Tuesday, March 11, 2014

Plan for removal of nonnative phragmites, an invasive plant, open for comment

MADISON - A plan to treat with an herbicide up to 200 acres of an aggressive invasive plant in Wisconsin's Lake Michigan basin counties to prevent it from spreading to inland lakes and wetlands is available for public comment through March 24.

Department of Natural Resources received $200,000 from the US Fish and Wildlife Service's Great Lakes Restoration Initiative fund to implement the starting in 2014 of a new project within Wisconsin's Lake Michigan basin to find the leading western edge of the phragmites invasion and "push" it back toward Lake Michigan. The plan is patterned after an earlier project on the western shores of Green Bay and parts of Lake Michigan, which showed an average 90 percent reduction in phragmites abundance after treatment. Nonnative phragmites can decrease wildlife habitat and shade out native plant species.

"In many Wisconsin counties, especially in the western Lake Michigan basin, the non-native strain of phragmites is a newly establishing invasive wetland or lakeshore plant," says Stacy Schumacher, a DNR water resources management specialist. "We are hoping we can build on the success of an earlier project to prevent phragmites from getting established and spreading to many of our inland lakes and wetlands and causing problems there."
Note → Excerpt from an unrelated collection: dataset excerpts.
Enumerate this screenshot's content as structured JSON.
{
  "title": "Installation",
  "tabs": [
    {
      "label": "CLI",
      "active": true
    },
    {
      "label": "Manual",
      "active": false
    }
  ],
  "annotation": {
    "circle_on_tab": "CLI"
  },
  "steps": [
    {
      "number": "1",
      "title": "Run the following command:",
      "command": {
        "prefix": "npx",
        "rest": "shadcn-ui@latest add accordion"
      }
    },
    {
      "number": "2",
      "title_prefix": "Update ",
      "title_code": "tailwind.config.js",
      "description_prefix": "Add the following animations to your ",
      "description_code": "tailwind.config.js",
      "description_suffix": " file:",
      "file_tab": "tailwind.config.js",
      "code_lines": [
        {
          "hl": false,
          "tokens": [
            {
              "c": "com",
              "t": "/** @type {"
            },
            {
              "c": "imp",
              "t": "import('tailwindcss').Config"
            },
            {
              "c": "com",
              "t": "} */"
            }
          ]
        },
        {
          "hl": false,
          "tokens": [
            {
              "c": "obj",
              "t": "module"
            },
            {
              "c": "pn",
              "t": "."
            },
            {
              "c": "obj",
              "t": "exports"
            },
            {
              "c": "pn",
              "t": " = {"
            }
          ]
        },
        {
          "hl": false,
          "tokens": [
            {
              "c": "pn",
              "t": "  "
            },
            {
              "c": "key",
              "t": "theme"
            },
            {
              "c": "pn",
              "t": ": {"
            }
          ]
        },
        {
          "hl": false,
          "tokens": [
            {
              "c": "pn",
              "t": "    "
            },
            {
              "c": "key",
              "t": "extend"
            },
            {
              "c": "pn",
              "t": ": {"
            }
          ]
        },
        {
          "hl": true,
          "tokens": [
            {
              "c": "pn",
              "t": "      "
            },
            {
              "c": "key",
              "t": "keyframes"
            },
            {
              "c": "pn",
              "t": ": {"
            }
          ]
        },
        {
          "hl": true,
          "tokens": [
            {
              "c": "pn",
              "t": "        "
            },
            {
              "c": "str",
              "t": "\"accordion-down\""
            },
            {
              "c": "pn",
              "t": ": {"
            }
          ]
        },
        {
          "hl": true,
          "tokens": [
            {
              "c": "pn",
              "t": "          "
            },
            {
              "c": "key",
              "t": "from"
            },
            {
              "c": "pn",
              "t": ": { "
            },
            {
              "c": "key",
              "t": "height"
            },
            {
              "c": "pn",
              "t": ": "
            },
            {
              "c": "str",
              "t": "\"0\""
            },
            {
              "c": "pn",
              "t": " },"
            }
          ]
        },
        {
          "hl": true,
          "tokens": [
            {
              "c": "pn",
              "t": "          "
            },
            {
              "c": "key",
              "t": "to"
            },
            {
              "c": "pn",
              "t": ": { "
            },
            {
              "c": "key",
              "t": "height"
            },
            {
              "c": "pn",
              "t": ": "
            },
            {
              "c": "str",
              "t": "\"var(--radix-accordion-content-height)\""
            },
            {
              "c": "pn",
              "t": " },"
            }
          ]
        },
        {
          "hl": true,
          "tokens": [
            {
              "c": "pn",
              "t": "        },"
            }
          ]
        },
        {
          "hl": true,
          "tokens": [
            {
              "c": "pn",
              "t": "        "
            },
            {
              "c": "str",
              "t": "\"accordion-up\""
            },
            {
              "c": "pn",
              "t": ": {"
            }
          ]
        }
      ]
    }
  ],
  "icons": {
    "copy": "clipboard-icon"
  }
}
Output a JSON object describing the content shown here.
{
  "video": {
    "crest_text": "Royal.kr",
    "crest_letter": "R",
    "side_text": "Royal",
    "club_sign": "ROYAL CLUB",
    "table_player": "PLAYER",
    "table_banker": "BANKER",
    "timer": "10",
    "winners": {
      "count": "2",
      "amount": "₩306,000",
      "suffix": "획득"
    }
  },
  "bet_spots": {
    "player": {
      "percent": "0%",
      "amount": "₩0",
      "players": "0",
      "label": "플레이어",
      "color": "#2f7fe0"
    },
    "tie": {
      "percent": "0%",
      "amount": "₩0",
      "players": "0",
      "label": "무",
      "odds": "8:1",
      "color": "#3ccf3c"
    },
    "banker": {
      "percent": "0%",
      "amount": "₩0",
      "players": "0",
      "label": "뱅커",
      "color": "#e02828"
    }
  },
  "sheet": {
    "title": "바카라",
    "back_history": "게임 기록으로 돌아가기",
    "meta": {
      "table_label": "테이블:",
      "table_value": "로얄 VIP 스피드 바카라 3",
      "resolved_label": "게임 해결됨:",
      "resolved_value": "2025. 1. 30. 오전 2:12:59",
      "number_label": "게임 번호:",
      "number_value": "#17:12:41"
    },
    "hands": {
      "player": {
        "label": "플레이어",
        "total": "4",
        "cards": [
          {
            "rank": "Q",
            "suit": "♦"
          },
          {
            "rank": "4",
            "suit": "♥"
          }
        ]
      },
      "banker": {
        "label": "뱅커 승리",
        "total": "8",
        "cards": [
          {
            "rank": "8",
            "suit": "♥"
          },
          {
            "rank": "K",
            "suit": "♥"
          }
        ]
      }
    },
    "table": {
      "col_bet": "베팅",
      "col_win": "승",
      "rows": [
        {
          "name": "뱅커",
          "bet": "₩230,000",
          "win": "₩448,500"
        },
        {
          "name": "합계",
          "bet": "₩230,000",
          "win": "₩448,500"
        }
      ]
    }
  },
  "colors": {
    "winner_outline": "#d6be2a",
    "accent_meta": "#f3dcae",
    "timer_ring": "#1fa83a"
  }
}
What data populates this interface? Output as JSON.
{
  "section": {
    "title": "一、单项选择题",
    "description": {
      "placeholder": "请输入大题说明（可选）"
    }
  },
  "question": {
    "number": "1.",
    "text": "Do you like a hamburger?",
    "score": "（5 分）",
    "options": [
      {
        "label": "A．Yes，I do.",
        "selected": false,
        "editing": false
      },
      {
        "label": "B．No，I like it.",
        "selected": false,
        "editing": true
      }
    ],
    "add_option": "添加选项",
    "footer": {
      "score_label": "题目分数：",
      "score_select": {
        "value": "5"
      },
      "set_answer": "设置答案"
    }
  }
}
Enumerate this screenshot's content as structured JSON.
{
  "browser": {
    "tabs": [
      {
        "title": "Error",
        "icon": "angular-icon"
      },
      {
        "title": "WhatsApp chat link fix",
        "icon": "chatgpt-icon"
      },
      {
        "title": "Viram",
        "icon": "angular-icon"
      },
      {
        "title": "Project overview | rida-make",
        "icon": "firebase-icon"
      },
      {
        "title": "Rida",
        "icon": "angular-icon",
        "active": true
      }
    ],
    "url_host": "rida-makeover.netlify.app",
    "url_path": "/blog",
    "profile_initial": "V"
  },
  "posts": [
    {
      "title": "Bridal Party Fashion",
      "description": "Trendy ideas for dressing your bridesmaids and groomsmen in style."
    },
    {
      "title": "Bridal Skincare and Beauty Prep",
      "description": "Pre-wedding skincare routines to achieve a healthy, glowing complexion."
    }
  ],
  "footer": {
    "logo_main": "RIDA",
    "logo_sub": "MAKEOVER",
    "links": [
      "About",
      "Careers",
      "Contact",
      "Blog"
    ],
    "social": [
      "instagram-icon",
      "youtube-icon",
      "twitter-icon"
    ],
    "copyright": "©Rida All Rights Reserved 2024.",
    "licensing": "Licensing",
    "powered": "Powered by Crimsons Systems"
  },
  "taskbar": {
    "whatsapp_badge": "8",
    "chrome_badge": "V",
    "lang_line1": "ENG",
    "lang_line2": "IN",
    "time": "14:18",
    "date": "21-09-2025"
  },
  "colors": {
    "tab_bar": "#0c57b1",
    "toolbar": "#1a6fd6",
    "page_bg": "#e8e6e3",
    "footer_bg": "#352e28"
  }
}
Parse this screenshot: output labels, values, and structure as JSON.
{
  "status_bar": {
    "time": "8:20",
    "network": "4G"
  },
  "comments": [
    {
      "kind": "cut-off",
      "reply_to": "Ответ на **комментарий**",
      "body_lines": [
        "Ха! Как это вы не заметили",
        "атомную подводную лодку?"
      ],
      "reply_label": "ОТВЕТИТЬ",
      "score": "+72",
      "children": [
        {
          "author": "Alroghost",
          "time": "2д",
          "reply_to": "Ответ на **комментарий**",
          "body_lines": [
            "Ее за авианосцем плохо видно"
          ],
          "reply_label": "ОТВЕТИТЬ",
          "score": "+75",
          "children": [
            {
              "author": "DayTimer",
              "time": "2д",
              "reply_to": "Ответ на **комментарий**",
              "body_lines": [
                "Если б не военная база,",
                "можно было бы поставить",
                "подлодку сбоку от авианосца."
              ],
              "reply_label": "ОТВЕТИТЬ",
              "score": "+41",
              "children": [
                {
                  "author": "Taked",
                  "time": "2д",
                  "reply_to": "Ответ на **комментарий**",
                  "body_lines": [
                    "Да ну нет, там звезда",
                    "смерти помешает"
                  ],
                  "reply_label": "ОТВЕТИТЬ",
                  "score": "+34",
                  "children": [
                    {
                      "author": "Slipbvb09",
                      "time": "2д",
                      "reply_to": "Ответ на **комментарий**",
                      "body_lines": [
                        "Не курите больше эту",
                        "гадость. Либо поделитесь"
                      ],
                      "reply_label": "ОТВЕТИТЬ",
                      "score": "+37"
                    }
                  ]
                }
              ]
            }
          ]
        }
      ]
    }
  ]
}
This project will focus first on eliminating nonnative phragmites in those counties in the far northwestern part of the Lake Michigan basin, then move south and east through the counties along the western edge of the basin, as funding allows. The goal is to treat at least 200 acres of nonnative phragmites, beginning in late summer 2014, with follow-up treatments in 2015.

Appropriate formulas of imazapyr or glyphosate will be applied by certified personnel to prevent the herbicides affecting non-target plants. The herbicides are nontoxic for fish, wildlife and humans. In areas where this treatment method has been used, phragmites populations have decreased by up to 95 percent and allowed native vegetation in the seed bank to recover, Schumacher says.

The proposed DNR action is not anticipated to result in significant adverse environmental effects and DNR has made a preliminary determination that an environmental impact statement will not be required for this action.

Copies of the environmental assessment that led to the DNR's preliminary determination can be found on the Wisconsin Environmental Policy Act page of the DNR website, or obtained from Stacy Schumacher, Water Resources Management Specialist, 608-264-8955, stacy.schumacher@wi.gov.

Public comments, either written or oral, on the environmental assessment are welcome and must be submitted to Stacy Schumacher no later than 4:30 p.m. on March 24, 2014.